Another idea would be to incorporate tech into their day-to-day learnings. I found a handful of instagram accounts that discuss science through various lenses. Encouraging students to follow these accounts is a way to integrate the subject into their everyday lives. You could even try building extra credit opportunities around them.
I also saw a recent article that revealed how Generation Z Prefers YouTube Over Textbooks. This might be useful. Using technology that is native to Generation Z is a way to make information a bit more digestible to your students.
Awesome question! Something that has always been helpful to me in my education and keeps me engaged while I’m outside of class has been assignments to bring in and summarize news articles that have some connection to a topic we are learning about. Many of my university professors still have us do this. It generates great discussion in the first 30 or so minutes of class that are devoted to sharing our findings. I like these assignments because 1) even if I struggle to find a great article that aligns well with the class, I am doing outside learning when searching through the news 2) it continues to remind me that what I’m learning is relevant and regularly applied to “real world” situations and 3) I find open class discussions to be an amazing tool for continued learning, critical thinking, and a springboard for independent thinking.

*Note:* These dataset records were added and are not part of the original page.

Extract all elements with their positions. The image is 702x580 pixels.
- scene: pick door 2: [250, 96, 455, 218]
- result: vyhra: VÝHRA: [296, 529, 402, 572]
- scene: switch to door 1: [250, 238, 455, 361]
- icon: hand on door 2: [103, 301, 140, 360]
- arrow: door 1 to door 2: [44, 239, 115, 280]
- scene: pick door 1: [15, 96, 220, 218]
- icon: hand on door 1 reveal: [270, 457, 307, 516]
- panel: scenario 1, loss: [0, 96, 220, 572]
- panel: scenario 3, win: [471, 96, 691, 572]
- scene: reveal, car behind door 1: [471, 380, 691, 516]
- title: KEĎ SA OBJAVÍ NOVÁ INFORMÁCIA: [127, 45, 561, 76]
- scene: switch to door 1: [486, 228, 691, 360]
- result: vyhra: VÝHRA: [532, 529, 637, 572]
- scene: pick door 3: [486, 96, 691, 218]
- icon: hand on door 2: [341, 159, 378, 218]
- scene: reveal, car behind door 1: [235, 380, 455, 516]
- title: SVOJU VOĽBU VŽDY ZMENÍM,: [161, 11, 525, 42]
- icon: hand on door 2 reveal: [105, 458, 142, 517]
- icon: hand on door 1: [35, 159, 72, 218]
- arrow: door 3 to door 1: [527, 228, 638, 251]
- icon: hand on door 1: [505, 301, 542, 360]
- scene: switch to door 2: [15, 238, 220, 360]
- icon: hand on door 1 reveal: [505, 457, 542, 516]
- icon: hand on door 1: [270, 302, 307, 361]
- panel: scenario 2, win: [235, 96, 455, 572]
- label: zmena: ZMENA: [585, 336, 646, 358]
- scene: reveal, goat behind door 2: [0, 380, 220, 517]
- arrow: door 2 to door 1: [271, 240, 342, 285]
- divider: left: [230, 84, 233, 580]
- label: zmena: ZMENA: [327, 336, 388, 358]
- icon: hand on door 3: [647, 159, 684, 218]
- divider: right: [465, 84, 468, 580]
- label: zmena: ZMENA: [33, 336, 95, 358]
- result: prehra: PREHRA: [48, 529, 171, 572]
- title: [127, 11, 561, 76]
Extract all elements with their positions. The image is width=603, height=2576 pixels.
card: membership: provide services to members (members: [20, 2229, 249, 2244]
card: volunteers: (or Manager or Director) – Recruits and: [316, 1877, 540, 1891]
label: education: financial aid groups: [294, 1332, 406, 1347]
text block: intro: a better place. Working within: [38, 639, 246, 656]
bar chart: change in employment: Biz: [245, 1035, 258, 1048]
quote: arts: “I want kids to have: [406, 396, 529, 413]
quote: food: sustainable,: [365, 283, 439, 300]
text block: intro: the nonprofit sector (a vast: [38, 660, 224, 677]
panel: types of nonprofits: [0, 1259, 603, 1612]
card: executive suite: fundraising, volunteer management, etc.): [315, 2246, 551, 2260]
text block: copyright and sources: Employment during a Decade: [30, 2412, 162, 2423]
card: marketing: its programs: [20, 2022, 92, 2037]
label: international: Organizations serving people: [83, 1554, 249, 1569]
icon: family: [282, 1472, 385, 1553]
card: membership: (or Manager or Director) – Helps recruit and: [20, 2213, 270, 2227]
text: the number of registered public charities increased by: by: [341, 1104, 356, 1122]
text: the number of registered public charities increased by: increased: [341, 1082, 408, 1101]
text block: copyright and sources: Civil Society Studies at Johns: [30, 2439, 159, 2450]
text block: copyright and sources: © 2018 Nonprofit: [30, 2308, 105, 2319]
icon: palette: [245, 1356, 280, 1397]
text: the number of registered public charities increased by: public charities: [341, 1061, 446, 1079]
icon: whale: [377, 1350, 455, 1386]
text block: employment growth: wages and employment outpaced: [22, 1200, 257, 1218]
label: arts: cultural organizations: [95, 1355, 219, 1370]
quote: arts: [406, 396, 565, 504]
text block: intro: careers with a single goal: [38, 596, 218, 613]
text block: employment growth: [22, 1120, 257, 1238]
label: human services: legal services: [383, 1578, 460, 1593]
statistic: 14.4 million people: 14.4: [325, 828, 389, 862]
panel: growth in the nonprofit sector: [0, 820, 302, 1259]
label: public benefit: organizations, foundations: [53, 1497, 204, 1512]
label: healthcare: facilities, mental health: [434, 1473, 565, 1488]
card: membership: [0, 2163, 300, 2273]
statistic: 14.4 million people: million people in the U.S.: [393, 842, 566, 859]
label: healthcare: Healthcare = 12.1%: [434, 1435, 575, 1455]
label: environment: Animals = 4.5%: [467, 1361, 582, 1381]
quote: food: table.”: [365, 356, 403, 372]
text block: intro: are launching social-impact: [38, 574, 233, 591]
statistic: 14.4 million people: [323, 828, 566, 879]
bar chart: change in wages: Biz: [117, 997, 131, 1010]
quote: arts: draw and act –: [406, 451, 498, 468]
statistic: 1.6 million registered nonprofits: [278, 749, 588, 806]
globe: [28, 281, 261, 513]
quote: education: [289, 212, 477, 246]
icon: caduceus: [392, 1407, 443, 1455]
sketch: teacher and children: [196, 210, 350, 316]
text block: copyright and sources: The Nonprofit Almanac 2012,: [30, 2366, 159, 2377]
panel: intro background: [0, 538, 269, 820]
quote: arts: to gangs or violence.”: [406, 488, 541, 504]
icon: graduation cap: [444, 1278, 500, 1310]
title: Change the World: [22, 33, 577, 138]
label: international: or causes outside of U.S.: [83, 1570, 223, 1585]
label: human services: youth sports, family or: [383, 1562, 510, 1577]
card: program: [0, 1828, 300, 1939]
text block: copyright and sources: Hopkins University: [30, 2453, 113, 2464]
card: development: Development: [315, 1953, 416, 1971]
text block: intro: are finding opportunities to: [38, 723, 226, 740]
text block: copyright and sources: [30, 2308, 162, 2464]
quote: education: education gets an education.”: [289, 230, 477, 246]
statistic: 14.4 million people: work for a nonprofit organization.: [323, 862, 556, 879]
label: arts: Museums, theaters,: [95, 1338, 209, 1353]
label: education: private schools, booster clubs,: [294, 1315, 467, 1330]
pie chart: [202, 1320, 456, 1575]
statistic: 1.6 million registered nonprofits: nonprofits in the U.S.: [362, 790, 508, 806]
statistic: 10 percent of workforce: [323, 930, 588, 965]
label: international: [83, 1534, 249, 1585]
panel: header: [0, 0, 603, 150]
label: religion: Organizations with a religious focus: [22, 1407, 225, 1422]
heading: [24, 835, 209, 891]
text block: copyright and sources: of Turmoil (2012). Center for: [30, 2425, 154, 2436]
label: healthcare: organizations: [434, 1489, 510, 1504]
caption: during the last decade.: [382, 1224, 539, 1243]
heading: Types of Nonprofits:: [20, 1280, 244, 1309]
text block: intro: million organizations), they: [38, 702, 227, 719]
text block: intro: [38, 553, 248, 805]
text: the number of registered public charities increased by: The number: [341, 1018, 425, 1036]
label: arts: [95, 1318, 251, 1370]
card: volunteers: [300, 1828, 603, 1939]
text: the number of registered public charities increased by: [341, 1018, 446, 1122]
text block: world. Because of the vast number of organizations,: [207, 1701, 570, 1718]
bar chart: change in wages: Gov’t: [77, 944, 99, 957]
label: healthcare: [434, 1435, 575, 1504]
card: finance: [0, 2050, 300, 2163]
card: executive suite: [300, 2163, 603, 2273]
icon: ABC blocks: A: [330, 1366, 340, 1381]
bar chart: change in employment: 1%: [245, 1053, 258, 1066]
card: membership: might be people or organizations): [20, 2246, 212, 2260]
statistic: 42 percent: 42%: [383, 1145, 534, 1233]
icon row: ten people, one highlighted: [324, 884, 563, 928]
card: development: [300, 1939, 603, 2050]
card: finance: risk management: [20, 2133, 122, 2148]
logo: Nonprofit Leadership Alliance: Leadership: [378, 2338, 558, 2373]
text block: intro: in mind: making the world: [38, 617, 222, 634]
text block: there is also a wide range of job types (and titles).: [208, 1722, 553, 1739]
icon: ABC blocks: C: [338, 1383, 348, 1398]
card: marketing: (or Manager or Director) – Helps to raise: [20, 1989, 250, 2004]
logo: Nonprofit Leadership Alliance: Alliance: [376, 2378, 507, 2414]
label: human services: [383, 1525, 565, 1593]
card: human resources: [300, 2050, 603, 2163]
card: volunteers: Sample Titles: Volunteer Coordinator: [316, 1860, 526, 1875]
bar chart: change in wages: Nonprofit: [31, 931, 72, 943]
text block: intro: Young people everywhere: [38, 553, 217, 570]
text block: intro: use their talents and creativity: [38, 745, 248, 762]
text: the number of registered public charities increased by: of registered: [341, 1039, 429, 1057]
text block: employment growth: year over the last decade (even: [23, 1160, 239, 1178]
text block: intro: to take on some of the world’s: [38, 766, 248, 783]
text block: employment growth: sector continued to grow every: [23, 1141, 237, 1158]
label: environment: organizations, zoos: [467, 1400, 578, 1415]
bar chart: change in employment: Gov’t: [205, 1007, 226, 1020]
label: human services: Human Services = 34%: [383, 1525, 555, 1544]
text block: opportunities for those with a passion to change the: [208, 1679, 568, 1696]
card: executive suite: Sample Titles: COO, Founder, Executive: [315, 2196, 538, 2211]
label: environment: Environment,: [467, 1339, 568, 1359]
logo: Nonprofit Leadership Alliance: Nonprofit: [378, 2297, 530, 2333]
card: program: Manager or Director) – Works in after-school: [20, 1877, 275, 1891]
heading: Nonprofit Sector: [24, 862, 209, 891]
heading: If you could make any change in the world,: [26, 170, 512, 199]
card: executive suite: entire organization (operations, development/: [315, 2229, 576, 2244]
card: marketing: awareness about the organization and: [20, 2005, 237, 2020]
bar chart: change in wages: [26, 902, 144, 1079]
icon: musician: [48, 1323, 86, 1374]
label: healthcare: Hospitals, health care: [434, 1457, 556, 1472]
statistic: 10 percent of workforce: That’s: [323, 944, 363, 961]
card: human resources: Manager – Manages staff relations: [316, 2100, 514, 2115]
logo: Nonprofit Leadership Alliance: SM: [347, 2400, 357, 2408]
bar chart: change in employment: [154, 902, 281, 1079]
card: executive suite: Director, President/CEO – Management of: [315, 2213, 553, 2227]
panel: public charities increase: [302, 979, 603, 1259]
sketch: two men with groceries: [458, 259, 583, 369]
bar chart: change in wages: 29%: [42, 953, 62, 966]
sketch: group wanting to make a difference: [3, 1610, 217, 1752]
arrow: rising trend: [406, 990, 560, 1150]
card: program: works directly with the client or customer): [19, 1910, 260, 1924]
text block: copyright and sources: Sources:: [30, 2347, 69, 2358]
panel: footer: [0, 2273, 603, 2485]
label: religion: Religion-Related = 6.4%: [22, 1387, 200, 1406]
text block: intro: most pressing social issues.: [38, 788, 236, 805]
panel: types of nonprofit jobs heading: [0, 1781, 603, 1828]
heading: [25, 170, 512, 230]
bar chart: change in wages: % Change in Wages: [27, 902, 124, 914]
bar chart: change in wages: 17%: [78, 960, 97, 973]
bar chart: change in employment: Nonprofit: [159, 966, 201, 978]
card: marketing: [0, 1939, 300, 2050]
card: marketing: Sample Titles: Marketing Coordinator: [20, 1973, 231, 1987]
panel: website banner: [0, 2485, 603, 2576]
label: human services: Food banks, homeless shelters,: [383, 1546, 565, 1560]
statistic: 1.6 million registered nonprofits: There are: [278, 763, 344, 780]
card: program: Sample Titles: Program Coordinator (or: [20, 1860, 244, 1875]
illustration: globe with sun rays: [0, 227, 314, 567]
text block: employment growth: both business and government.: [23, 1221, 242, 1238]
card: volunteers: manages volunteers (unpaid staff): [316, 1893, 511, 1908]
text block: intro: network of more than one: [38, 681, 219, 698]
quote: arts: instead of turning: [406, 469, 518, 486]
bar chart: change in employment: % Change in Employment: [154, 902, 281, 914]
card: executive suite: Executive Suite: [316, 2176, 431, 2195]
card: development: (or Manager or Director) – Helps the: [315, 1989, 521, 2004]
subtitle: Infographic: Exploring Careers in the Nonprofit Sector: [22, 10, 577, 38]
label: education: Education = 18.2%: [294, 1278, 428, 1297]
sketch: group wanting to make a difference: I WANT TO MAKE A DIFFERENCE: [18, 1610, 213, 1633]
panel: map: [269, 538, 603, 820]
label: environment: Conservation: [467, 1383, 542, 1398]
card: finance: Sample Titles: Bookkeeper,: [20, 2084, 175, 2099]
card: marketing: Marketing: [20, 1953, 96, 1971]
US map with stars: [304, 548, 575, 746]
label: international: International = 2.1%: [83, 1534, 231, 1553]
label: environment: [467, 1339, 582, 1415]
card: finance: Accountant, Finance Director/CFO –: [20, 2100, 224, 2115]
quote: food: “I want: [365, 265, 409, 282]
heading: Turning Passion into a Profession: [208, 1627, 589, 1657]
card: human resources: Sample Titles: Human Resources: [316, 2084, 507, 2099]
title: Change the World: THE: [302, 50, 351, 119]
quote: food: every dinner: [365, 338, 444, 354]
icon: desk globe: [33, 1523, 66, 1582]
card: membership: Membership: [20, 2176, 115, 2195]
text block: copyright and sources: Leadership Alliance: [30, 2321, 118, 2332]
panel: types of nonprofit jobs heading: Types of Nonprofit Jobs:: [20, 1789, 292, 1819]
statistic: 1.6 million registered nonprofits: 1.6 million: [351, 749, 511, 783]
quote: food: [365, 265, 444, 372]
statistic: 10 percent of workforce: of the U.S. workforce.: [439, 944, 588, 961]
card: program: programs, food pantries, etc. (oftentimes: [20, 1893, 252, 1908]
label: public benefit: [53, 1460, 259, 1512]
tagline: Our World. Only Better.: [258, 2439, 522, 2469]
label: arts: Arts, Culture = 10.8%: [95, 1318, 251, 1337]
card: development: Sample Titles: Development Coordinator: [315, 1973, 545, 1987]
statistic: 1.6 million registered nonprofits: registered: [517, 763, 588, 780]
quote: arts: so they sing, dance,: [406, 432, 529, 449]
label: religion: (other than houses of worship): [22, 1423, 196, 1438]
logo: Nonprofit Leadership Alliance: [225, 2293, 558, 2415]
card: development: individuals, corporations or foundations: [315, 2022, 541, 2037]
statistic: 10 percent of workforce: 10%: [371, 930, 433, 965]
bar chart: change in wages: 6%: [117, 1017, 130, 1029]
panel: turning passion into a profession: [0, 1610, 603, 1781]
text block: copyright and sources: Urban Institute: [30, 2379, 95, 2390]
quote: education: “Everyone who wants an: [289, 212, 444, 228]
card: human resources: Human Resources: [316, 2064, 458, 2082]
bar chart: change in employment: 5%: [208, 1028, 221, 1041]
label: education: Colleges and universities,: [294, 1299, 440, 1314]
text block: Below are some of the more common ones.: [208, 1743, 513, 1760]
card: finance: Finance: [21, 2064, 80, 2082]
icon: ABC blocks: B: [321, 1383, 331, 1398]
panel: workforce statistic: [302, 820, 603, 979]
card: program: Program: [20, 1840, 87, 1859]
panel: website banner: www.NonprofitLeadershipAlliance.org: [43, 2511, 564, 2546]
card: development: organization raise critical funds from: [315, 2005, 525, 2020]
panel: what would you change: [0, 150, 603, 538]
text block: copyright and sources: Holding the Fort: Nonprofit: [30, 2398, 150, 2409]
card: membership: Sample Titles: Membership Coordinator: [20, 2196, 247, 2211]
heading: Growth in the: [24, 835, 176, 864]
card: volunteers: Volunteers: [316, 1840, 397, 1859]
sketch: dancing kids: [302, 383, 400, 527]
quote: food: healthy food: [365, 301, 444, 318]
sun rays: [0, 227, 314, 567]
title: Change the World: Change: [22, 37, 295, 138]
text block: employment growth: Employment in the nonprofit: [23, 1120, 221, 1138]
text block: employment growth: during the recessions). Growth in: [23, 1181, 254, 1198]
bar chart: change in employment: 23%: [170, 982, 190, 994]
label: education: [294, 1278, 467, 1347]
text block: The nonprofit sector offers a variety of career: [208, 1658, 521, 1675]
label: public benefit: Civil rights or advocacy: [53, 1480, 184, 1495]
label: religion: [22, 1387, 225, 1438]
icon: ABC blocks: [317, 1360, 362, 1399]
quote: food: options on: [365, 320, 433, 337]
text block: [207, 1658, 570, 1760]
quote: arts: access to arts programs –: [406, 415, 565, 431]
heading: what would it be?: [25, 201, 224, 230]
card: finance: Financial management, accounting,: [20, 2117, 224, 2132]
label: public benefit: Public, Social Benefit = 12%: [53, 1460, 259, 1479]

For the age group you are teaching, perhaps it would be helpful to provide some topic categories or industry-specific online publications for your students to begin their search. For example, if you are teaching an english class, pointing the students to Pulitzer.org or if you’re teaching a statistics class, the New York Times Mathematics page may be a great place to start or even asking the students to find an article with statistics about ANYTHING they are interested in and talk about the way the statistics are represented, the processes used to collect them, etc. This could even be a fun practice for Fridays to discuss everything you have taught that week.

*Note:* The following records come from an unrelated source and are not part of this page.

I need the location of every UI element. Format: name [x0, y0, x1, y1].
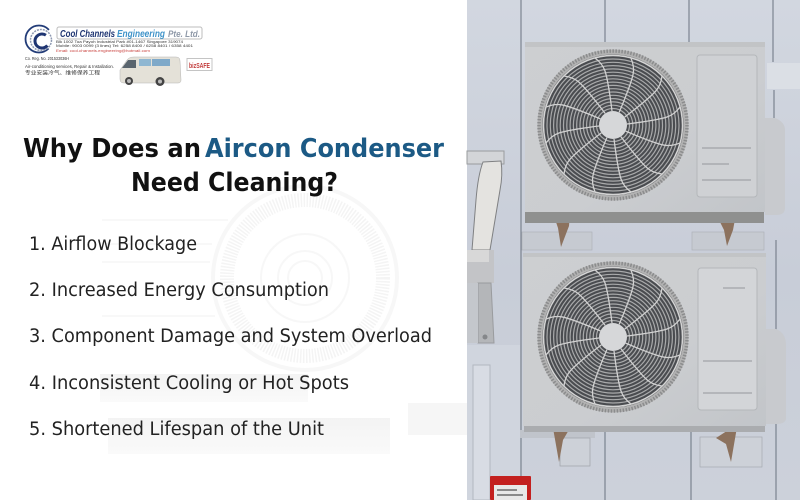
list of reasons	[29, 234, 432, 440]
title: Aircon Condenser	[205, 134, 444, 164]
condenser unit 1	[525, 42, 785, 223]
title: Why Does an	[23, 134, 201, 164]
list of reasons: 2. Increased Energy Consumption	[29, 280, 329, 301]
left background panel	[0, 0, 467, 500]
fan grille	[538, 262, 688, 412]
title: Need Cleaning?	[131, 168, 338, 198]
side panel	[697, 55, 757, 197]
list of reasons: 1. Airflow Blockage	[29, 234, 197, 255]
photo: outdoor condenser units on wall	[467, 0, 800, 500]
mounting brackets	[520, 213, 764, 467]
wall cladding	[467, 0, 800, 500]
company name plate: Cool Channels	[60, 29, 115, 40]
logo mark	[20, 20, 58, 58]
badge: bizSAFE	[187, 58, 212, 70]
company address: Email: cool.channels.engineering@hotmail.com	[56, 48, 151, 53]
company name plate: Engineering	[117, 29, 165, 40]
side panel	[698, 268, 757, 410]
list of reasons: 5. Shortened Lifespan of the Unit	[29, 419, 324, 440]
registration and services: Co. Reg. No. 201533036H	[25, 56, 69, 61]
condenser unit 2	[523, 253, 786, 432]
registration and services: 专业安装冷气、维修保养工程	[25, 70, 100, 76]
red electrical box	[490, 476, 531, 500]
registration and services: Air-conditioning services, Repair & Installation.	[25, 64, 114, 69]
badge: bizSAFE: bizSAFE	[189, 63, 210, 70]
list of reasons: 3. Component Damage and System Overload	[29, 326, 432, 347]
icon: service van	[120, 57, 181, 86]
list of reasons: 4. Inconsistent Cooling or Hot Spots	[29, 373, 349, 394]
company name plate: Pte. Ltd.	[168, 29, 200, 39]
fan grille	[538, 50, 688, 200]
company address	[56, 39, 194, 53]
company address: Mobile: 9003 0099 (3 lines) Tel: 6258 8400 / 6258 8401 / 6358 4401	[56, 43, 194, 48]
wall bracket and strap	[467, 151, 504, 343]
logo: Cool Channels Engineering	[20, 20, 212, 86]
title	[23, 134, 444, 198]
watermark: faded condenser	[100, 186, 467, 454]
registration and services	[25, 56, 114, 76]
company name plate	[57, 27, 202, 40]
company address: Blk 1002 Toa Payoh Industrial Park #01-1467 Singapore 319074	[56, 39, 184, 44]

I totally understand the feeling of apathy towards some general education subjects in high school, when students are not focusing on a specific chosen major or field that is interesting to them individually. But it is important to understand that much of what we learn in secondary school is setting a necessary foundation for critical thinking and application later on in life.
With our access to the internet, endless information, and social media, the post-millennial generation feels involved in the “real world” early on in life so bringing what they are seeing in their native corners of the internet (and information that they may need to do more searching for) into their everyday education may be key to garner engagement in the classroom. Similarly, treating core classes as liberal arts learning may decrease the apathetic atmosphere.
Good luck and thank you for being a teacher! It is clear that you care very much about doing the best you can and care about doing the best for your students.
The larger Day One team had the chance to weigh in on this question…
What if you asked them what would make class more fun? I wonder what they would say?
I wonder what an Instagram account for your class would look like - maybe use Instagram Stories to give quizzes or use IG Galleries to swipe through facts like flash cards. It'd be easy to say "Check out tonight's Instagram Story to study for tomorrow's test." You could even go so far as to tape lessons and put them on IGTV so students could rewatch if they needed.
I have been really interested in (and terrified by) the graphic visualizations coming out of Hurricane Florence in the last week or so. This one in particular! It's really powerful to see (and almost feel) the impacts of extreme weather. I think this sort of visualization will become important in helping people understand the impacts of climate change in coming years. Whether it's weather-related or some other type of science (i.e. animals or an atom dividing), VR will enhance these visuals, as well.